Medyanın mücadelede ile imtihanı
“Çocuklarımız, yakınlarımız öldüyse kemiklerini verin, yalnızca bir mezarımız olsun. Yaşıyorlarsa da evlatlarımızı bize verin” diyen annelerin her defasında karşılaştığı polis şiddeti ve gözaltıları da toplumda korku uyandıran ve sokak eylemselliğinden uzaklaştıran bir dil ile yansıtan medya, kuşkusuz eylemlerden daima “görmek istediğini” gördü. 2018 yılında 700’üncü haftalarında düzenledikleri eylemleri Beyoğlu Kaymakamlığı tarafından yasaklanan ve “699 haftadır bu meydandayız” diyen Cumartesi Anneleri, 25 Ağustos 2018'de Galatasaray Meydanı’nda eylemlerini gerçekleştirmek istediklerinde darp edilerek gözaltına alındı. Gözaltılardan iki yıl sonra İstanbul Cumhuriyet Başsavcılığı’nın hazırladığı iddianame ile 46 kişiye İstanbul 21’inci Asliye Ceza Mahkemesi'nde dava açıldı. Bu sürecin ardından 5 yıl boyunca Galatasaray Meydanı’nda toplanmalarına izin verilmeyen Cumartesi Anneleri, ne yasak tanıdı ne de mücadelelerinden vazgeçti. Cumartesi Anneleri her hafta eylemlerini farklı alanlarda sürdürmeye devam etti.
Havuz medyanın ‘yalanları’
Bunun ardından ana akım ve havuz medya zaman zaman, mücadelenin kültleşen isimlerinden Berfo Ana ile görüşerek, kayıpları için sürdürdükleri mücadelelerine “destek” olacağını söyleyen AKP’li Cumhurbaşkanı Tayyip Erdoğan ile annelere “paçoz” diyen eski İçişleri Bakanı Süleyman Soylu’nun söylemlerini gördü. Geri kalan zamanlarda da Cumartesi Anneleri’ni, meydana çıktıkları için gözaltına alınmalarını, polislerin de şiddet uygulamasını meşrulaştırmayı ve Süleyman Soylu’nun kullandığı “paçoz” kelimesinin “yalan” olduğunu manşetlerinde görmeye devam etti. Ardından ise Anayasa Mahkemesi’nin (AYM) 700’üncü haftalarında maruz kaldıkları polis şiddetine dair iki kez verdiği “hak ihlali” kararına rağmen gözaltı ve şiddet durmadı. Ancak annelerin mücadelesi de 28 yıldır olduğu gibi durmadı. 22 haftadır Galatasaray Meydanı’nda kayıplarını aramak için sürdürdükleri mücadelelerini yeniden meydana taşıyan anneler, sistematik bir şekilde yargı, gözaltı ve şiddet kıskacında tutulmaya çalışılıyor.
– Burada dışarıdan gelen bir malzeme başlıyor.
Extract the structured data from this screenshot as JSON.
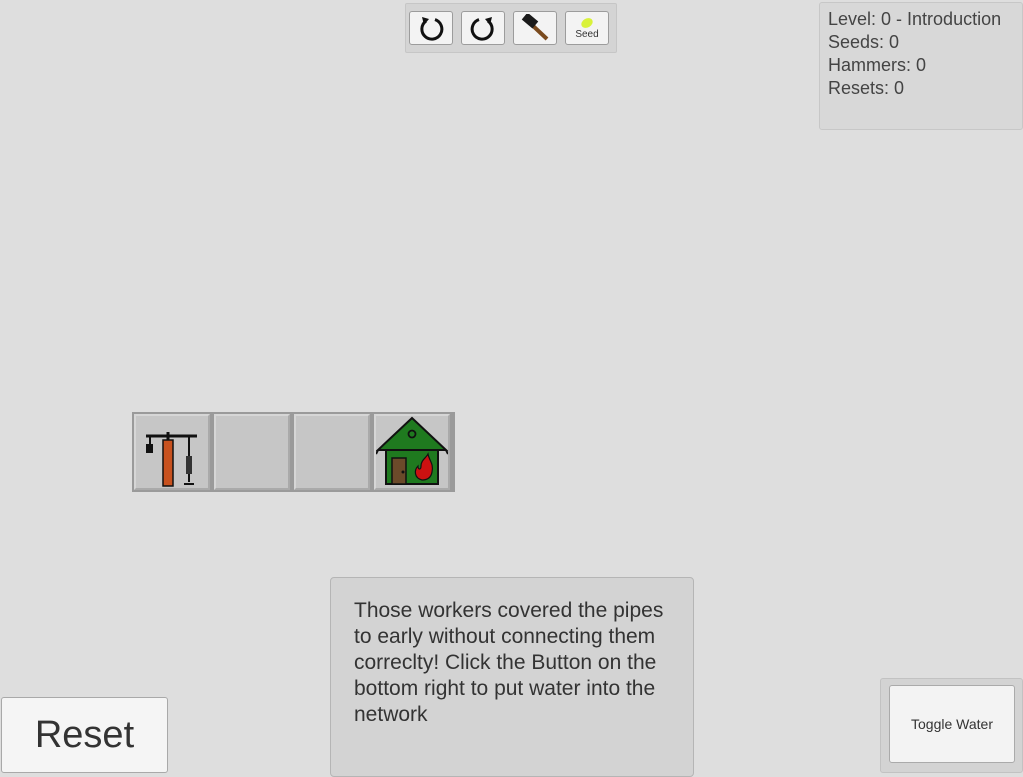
{
  "toolbar": {
    "rotate_left_icon": "rotate-left-icon",
    "rotate_right_icon": "rotate-right-icon",
    "hammer_icon": "hammer-icon",
    "seed_label": "Seed"
  },
  "status": {
    "level": "Level: 0 - Introduction",
    "seeds": "Seeds: 0",
    "hammers": "Hammers: 0",
    "resets": "Resets: 0"
  },
  "grid": {
    "tiles": [
      {
        "content": "water-source-icon"
      },
      {
        "content": "empty"
      },
      {
        "content": "empty"
      },
      {
        "content": "burning-house-icon"
      }
    ]
  },
  "message": {
    "text": "Those workers covered the pipes to early without connecting them correclty! Click the Button on the bottom right to put water into the network"
  },
  "buttons": {
    "reset_label": "Reset",
    "toggle_water_label": "Toggle Water"
  },
  "colors": {
    "background": "#dedede",
    "house_green": "#1f7a1f",
    "fire_red": "#cc1111",
    "pipe_orange": "#c8521f",
    "seed_yellow": "#d9f23a"
  }
}
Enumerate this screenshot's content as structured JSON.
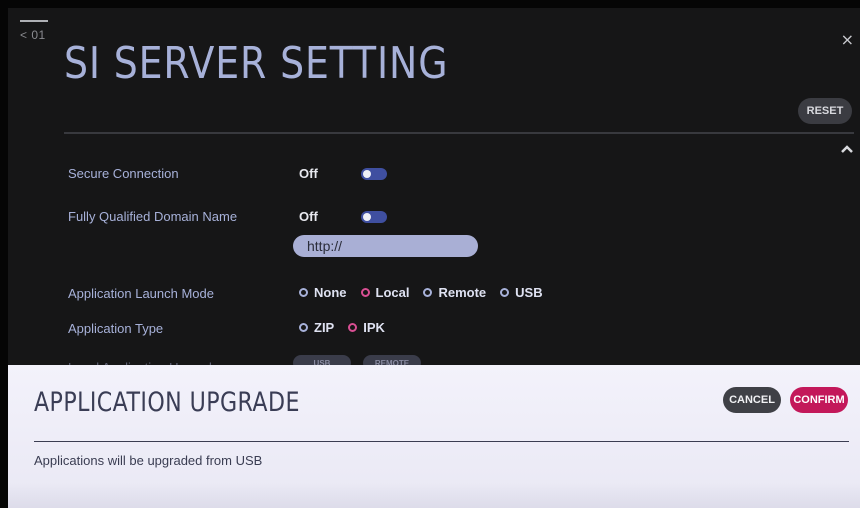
{
  "nav": {
    "back_label": "< 01",
    "close_glyph": "×"
  },
  "page": {
    "title": "SI SERVER SETTING",
    "reset_label": "RESET"
  },
  "settings": {
    "secure_connection": {
      "label": "Secure Connection",
      "value": "Off"
    },
    "fqdn": {
      "label": "Fully Qualified Domain Name",
      "value": "Off",
      "url_value": "http://"
    },
    "launch_mode": {
      "label": "Application Launch Mode",
      "options": [
        "None",
        "Local",
        "Remote",
        "USB"
      ],
      "selected": "Local"
    },
    "app_type": {
      "label": "Application Type",
      "options": [
        "ZIP",
        "IPK"
      ],
      "selected": "IPK"
    },
    "local_upgrade": {
      "label": "Local Application Upgrade",
      "usb_label": "USB",
      "remote_label": "REMOTE"
    }
  },
  "dialog": {
    "title": "APPLICATION UPGRADE",
    "cancel_label": "CANCEL",
    "confirm_label": "CONFIRM",
    "message": "Applications will be upgraded from USB"
  },
  "colors": {
    "accent_label": "#a7b1d9",
    "confirm": "#c3185a",
    "toggle_track": "#3f4fa0",
    "selected_radio": "#d94f93"
  }
}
Karanfilden kaleme mücadele…
Ancak havuz akım medyanın annelerin mücadelesi kadar korktuğu bir diğer nokta da özgür basın. Hakikati topluma ulaştırmak için bedel ödemekten bir kez olsun korkmayan ve sinmeyen özgür basının tüm zorluklara rağmen haberlerinde işlediği mücadele, iktidar ve havuz medyanın tüm uğraşlarına rağmen topluma ulaşıyor. 22 haftadır Galatasaray Meydanı’na bir karanfil bırakabilmek için sürdürülen mücadele, özgür basın dışında hiçbir medyanın gündeminde dahi değil. Korku ile yaşayanların yanıldıkları tek nokta ise mücadele uğruna bedel ödeyenlerin karanfil ve kameralarının, medyaya iktidardan daha büyük bir korku salması… Özgür basın, hakikatle işlenmiş kalemi ve kamerasından korkanlara, “Biat eden iktidar medyası karşısında tek bir gazeteci dahi kalsa, ne o kalem ne de kamera kırılacak” mesajını vermeyi sürdürüyor.